God, I can smell him on me.
What he did to me.
What I let him do.
Bile burns the back of my throat, and it feels like I’ve swallowed a razor blade. My palms slide around to my face, fingers trembling violently against heated skin as I try to focus on getting air to my lungs.
In through the nose, out through the mouth.
“Hey, you can’t puke in here, girly.” The driver’s voice barely penetrates, his harsh tone not loud enough to cover the way my brain screams at me.
Stupid.
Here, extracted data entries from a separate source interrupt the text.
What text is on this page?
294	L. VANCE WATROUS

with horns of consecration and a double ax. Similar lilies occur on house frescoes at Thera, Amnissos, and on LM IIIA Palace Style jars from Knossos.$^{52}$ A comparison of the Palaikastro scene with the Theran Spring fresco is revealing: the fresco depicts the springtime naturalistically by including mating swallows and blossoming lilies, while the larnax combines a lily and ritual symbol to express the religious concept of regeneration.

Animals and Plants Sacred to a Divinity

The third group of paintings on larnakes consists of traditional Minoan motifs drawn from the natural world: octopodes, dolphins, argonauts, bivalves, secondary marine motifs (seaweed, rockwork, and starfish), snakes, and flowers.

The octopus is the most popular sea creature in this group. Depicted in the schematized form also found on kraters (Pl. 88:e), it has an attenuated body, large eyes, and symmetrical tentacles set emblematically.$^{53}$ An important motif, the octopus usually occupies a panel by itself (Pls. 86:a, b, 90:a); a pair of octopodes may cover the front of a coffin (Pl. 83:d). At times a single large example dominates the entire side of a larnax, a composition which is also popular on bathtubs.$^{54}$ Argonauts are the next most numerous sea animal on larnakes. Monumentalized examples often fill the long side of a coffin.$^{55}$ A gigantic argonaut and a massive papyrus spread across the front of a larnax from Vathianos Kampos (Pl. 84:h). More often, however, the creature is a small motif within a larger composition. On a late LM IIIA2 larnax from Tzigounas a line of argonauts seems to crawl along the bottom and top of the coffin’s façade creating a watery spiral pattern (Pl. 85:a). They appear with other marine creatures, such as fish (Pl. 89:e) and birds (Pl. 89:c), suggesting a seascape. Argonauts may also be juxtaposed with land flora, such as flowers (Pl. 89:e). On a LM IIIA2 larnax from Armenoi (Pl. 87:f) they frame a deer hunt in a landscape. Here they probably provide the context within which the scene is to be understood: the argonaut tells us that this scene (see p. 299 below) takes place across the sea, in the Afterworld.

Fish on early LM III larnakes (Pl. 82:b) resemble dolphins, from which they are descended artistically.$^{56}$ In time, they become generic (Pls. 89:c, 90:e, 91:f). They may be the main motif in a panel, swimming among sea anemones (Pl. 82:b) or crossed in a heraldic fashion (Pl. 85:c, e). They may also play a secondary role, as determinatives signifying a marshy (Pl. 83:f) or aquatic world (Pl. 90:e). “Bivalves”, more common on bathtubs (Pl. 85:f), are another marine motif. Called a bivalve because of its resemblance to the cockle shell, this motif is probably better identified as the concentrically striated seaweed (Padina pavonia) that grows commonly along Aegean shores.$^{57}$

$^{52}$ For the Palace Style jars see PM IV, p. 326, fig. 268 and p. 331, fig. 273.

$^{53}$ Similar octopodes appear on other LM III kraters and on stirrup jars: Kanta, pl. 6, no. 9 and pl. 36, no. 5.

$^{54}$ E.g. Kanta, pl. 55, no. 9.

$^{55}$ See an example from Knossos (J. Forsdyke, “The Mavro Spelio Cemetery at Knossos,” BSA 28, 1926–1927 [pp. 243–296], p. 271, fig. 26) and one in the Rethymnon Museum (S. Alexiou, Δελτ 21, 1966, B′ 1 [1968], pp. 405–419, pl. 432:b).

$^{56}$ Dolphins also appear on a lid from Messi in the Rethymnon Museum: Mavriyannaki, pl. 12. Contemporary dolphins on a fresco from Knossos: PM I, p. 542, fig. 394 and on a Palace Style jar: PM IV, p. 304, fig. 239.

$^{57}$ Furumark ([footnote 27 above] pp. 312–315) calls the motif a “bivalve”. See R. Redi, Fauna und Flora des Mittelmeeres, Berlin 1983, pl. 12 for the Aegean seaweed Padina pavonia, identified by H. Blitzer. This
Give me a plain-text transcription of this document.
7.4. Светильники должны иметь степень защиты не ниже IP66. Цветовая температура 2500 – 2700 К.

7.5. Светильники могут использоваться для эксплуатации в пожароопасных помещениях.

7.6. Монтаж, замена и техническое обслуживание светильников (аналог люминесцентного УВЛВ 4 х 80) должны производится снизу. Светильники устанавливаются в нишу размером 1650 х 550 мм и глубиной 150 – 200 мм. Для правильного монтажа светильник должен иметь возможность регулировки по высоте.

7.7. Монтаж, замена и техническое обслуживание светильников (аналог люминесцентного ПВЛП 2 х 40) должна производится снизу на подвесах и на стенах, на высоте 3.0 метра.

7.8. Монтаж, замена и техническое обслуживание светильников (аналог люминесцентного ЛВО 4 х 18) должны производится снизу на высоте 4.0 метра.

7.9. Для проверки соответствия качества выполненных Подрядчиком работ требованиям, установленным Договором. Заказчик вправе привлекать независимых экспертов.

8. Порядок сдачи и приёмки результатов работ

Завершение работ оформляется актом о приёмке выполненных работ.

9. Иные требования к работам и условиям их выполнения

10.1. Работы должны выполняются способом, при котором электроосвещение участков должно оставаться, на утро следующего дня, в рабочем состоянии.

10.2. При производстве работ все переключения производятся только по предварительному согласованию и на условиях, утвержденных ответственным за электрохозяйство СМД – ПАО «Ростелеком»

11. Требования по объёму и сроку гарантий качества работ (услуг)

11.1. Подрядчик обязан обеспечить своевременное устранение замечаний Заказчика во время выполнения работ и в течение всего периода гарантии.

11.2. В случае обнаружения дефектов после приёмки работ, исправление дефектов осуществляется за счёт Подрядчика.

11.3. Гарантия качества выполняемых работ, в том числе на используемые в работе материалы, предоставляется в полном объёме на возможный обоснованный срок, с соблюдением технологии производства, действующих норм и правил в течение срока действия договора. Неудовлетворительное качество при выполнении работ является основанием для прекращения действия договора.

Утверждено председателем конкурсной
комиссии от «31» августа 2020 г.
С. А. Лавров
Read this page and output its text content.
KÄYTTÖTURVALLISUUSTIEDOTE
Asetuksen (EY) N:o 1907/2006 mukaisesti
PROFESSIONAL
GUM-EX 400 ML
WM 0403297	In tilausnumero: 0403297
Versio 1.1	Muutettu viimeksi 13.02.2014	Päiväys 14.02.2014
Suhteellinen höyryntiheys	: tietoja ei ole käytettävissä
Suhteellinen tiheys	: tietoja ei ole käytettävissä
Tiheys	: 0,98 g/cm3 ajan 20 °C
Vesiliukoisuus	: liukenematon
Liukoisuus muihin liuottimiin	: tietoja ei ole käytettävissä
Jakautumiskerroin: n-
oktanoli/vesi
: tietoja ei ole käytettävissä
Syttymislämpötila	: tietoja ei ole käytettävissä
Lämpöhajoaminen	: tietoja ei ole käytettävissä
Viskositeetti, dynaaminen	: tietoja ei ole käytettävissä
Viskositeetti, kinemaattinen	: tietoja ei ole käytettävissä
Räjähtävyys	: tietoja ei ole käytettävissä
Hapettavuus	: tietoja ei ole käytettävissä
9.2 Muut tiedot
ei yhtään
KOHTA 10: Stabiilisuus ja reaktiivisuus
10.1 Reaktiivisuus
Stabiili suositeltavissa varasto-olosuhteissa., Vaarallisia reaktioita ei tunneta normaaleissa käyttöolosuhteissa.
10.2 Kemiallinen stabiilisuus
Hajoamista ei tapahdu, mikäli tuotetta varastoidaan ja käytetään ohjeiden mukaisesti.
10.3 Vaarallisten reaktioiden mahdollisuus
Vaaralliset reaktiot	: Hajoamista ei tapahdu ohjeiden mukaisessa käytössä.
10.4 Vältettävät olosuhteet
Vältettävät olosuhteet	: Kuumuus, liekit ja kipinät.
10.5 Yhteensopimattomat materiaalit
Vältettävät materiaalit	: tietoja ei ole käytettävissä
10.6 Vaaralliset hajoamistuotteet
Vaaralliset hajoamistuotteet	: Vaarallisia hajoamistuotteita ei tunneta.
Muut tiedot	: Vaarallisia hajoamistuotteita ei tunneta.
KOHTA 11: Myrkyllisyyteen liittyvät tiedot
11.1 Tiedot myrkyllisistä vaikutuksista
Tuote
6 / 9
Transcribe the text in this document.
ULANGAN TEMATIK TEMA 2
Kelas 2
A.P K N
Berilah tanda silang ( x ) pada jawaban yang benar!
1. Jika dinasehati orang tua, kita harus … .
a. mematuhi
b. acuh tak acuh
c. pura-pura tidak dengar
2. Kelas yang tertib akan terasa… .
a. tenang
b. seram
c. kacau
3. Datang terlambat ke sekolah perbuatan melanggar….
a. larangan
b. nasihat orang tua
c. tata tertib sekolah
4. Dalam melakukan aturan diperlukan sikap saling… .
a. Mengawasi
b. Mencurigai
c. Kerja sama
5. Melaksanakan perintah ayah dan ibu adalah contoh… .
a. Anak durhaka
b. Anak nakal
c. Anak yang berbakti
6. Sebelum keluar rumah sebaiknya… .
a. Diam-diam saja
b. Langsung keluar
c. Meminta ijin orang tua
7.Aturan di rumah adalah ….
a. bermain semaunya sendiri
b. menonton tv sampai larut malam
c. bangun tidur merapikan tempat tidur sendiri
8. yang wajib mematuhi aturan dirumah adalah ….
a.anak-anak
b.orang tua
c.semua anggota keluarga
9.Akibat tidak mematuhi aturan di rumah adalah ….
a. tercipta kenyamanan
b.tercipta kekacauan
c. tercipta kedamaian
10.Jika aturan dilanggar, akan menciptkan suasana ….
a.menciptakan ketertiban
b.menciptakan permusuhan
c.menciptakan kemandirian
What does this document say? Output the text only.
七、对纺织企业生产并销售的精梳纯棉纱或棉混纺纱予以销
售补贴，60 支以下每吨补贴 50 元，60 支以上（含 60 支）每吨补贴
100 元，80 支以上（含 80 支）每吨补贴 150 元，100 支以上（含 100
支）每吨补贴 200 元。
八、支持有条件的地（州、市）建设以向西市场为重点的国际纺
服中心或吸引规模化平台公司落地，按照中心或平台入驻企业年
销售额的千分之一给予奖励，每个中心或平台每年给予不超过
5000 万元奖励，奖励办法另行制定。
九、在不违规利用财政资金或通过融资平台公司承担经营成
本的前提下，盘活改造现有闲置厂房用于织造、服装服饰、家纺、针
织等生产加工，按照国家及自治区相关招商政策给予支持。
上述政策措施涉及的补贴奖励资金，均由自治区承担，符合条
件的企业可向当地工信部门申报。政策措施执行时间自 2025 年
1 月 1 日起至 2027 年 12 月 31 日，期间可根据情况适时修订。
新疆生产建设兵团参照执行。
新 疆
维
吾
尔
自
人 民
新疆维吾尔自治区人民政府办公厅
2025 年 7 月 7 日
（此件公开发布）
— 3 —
I’m so fucking stupid.
Every wall I’ve built over the last few years is nothing but rubble now, and I’m left standing, wondering how I’m supposed to pick up the pieces.
Disgust crawls over me like thousands of little bugs, and I scratch desperately at my skin, trying to eliminate the itch. The longer I sit, the worse it gets, until it feels like I’ve been buried alive and left as worm food.
I can feel layers of my flesh breaking away as my scratching becomes ferocious, and I’m sure the driver thinks I’m tweaking right now. He curses under his breath, something about junkies in the city, but I don’t really hear it when my mother’s voice echoes in the recesses of my mind.
Easy. Slut. Whore.
Insults she used to hurl at me, even though there was no merit behind them.
I’ve never even been on a date, much less let anyone have their way with me.
Until now, that is.
Now I’ve gone and proved her right. Eviscerated every principle, every amount of work I’ve done over the last few years. I can feel my progress unraveling, disintegrating as her accusations become my reality.
All because a gray-eyed man made me feel special.
Bursting from the cab as soon as we’re within a hundred feet of the hotel, I toss a wad of cash up front and bolt to the front doors. My chest is tight, and my throat feels like it might be on the verge of closing permanently, but I jog past the concierge and into the elevator anyway.
Once the metal doors slide shut, I collapse against the wall, forcing a strangled gasp from my lungs. It tears up my esophagus, wheezing as it squeaks out, but at least I’m breathing.
That’s what I try to focus on as the elevator comes to a stop, and I make my way across the hall to our hotel suite. I’m already looking forward to wrapping myself in the plush white bedding in my room, hiding out until we leave for the airport in the morning.
I stop dead in my tracks when I swipe my key card, push open the door, and find Mellie and Aurora lounging on the couch, watching a scary movie. They’re wearing matching white silk robes, and an open bottle of red wine resting on the sofa between them.
It looks as if they’ve been here for a while.
Swallowing, I let the door swing shut behind me, blinking rapidly as though that might change the scene before me.
Mellie glances up first, and she grins, giving a little wave. Her platinum hair is pushed back by a rainbow headband, her almond-shaped eyes wide as they take me in.
“Well, that’s definitely not what we sent you out in,” she says, wiggling her dark brows. “Someone had a good night.”
Aurora turns her head, tapping the mouth of the wine bottle. “Jeez, Riley. And here we were thinking you wouldn’t be into the whole live auction scene.”
She pauses, and a practiced cruelty tugs at her sharp features. “Given your familial history, though, I guess it wasn’t so foreign to you, huh?”
My lips part, a retort materializing on the back of my tongue. There’s no telling which part of my history, exactly, she’s talking about—my mother’s aptitude for whoring herself, or my brother’s affiliation with the Mafia and their connections to the slave trade.
Though, I suppose the specifics don’t really matter. They don’t change the fact that she clearly equates my worth as a person with my unfortunate heritage, and I doubt there’s any way I could convince her otherwise.
Once you accept something as garbage, it’s very difficult to polish it afterward.
So, instead, I bite the inside of my cheek and swallow the reply. Walking over to the sink, I wash my hands, trying to scrub the feel of Aiden James out from under my fingertips.